March 28, 2022 | Susan Napier-Sewell

Runaway and derailment of wagons at Toton, Nottinghamshire

derailment of wagons

A Rail Accident Investigation Branch (RAIB) investigation of the runaway and derailment of wagons found multiple underlying factors contributing to the accident.

At 04:42 am on January 7, 2021, a rail wagon ran away from its course, leading to the derailment of wagons.

A rake (a series or a set) of 22 wagons, 21 of which were loaded, ran away from Old Bank sidings at Toton, Nottinghamshire, in the United Kingdom. As it pulled away and proceeded, the rake passed a red signal, which generated an alarm that alerted the signaler. The rake passed a second red signal and, a short distance later, the leading four wagons derailed at the end of the run-out rails associated with a set of trap points. The trap points worked as intended to derail the unauthorized movement. The leading two derailed wagons stopped foul of the adjacent running line, although no trains were nearby when the derailment occurred. The rake of wagons traveled a total distance of about 0.6 miles (1.0 km) during the runaway.

RAIB’s investigation found that the wagons ran away because no one had secured it with either handbrakes or scotches after it was stabled in Old Bank sidings the previous evening.

This meant that the wagons were only being held by air trapped in their brake systems, which subsequently leaked away.

The wagons were free to move because the incoming train they were part of had not been secured before its locomotive was uncoupled and because there was miscommunication between the ground staff on duty about who would secure the train.

An underlying factor was that staff at Old Bank sidings were routinely leaving trains unsecured for short periods of time, but this was not identified by DB Cargo’s safety assurance activities. A second underlying factor was that DB Cargo had no clear process in place that defined the tasks required when trains arrived, and no process to provide confirmation that these tasks had been carried out.
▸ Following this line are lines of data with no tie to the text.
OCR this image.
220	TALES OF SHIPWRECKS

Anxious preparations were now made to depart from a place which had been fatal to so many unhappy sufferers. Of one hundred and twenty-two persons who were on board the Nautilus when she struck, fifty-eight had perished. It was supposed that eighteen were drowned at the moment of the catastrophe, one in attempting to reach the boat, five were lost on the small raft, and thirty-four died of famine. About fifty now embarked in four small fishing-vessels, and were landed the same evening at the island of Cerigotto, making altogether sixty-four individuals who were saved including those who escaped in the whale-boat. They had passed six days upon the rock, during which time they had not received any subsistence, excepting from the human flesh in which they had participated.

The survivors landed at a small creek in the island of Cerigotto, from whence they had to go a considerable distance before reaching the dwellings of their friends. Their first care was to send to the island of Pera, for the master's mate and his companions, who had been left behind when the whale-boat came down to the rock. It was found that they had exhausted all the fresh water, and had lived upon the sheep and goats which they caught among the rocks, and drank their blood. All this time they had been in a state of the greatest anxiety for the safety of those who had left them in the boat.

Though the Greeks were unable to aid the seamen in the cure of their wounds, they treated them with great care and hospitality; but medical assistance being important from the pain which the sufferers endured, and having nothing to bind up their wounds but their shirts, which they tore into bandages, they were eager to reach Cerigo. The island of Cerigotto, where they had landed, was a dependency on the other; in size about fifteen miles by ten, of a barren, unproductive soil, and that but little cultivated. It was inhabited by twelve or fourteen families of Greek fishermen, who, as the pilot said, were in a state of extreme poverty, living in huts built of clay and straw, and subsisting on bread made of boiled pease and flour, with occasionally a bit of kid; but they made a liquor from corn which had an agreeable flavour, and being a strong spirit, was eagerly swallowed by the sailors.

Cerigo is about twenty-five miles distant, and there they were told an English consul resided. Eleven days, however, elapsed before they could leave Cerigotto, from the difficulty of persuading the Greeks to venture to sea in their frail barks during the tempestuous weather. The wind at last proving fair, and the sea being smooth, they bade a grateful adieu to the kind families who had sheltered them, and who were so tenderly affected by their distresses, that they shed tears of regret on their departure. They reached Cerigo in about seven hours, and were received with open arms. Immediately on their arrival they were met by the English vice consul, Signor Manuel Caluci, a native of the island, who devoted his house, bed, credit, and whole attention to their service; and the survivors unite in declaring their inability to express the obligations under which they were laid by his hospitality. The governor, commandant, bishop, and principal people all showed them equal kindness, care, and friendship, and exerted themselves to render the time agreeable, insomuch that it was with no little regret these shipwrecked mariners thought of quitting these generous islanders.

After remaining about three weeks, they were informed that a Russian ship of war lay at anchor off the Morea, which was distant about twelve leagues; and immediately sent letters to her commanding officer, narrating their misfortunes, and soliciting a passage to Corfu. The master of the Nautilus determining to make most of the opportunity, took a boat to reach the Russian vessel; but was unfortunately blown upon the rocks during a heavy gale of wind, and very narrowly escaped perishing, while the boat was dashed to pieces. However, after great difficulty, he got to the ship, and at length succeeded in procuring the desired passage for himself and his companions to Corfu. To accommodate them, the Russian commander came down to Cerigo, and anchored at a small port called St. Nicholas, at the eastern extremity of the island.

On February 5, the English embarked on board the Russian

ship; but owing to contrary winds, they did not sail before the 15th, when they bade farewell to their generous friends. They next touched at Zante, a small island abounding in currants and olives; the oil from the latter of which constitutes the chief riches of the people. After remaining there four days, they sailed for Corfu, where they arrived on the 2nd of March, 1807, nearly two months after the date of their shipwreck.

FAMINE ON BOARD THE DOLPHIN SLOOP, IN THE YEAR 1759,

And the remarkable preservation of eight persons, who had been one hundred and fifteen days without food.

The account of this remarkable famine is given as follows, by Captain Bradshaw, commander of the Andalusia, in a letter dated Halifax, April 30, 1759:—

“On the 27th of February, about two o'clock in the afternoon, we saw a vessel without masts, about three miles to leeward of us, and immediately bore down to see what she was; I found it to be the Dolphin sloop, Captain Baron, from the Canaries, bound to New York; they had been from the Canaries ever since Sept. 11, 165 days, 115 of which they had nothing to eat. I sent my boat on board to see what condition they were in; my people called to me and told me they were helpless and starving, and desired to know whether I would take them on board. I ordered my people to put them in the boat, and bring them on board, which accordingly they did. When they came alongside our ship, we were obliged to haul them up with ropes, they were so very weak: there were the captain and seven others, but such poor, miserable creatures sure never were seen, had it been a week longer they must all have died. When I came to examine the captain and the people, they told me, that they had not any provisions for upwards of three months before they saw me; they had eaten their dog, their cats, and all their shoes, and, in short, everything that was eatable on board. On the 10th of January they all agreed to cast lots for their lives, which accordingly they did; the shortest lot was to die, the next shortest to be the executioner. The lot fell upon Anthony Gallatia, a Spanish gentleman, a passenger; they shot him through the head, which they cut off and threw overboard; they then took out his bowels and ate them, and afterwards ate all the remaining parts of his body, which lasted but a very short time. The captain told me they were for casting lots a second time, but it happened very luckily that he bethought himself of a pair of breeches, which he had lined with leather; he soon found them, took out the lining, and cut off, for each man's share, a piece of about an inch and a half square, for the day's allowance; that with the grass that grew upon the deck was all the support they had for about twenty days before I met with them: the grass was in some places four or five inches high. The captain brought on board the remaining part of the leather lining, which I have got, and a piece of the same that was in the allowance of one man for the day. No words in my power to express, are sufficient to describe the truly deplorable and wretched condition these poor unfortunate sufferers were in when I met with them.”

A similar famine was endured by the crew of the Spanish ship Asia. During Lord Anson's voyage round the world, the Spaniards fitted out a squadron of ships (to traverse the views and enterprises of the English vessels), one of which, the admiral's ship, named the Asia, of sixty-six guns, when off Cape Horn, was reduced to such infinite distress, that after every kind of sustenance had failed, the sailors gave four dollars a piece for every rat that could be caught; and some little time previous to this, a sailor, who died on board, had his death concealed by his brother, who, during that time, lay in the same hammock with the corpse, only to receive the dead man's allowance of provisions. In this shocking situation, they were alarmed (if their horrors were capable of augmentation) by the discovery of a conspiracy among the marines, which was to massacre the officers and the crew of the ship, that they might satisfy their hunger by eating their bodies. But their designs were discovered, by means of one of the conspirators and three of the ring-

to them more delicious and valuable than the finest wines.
The consequences of the runaway were made potentially worse because the leading two wagons fouled the adjacent running line after derailing at the trap points. RAIB found that Network Rail’s risk assessment processes for both new and existing trap points only considered mitigations that were not applicable to uncontrolled runaway vehicles. These assessments also did not consider that runaway vehicles, once derailed, could travel as far as they did in this accident.

Recommendations

RAIB has made four recommendations.

  • The first is that DB Cargo should establish the extent to which vehicles are being left unsecured in its yards and sidings, and identify and address the possible reasons for this.
  • The second recommendation is that DB Cargo should review and improve its processes for trains arriving at its yards and sidings so it is clear when tasks should be undertaken, who is responsible for them and how their completion is communicated.
  • The third recommendation is that DB Cargo should review its current arrangements for supervising, monitoring and auditing safety in its yards and sidings.
  • The fourth recommendation calls on Network Rail to revise its risk assessment process for trap points, so that it considers the risk of an adjacent running line becoming fouled when uncontrolled vehicles run away.

RAIB also identified two learning points:

  1. The first reminds drivers and staff carrying out ground staff duties of the importance of securing vehicles prior to detaching locomotives.
  2. The second is a reminder that the primary purpose of trap points located on the exit from sidings, or on the exit of a goods line which connects to sidings, is to protect running lines from runaway vehicles.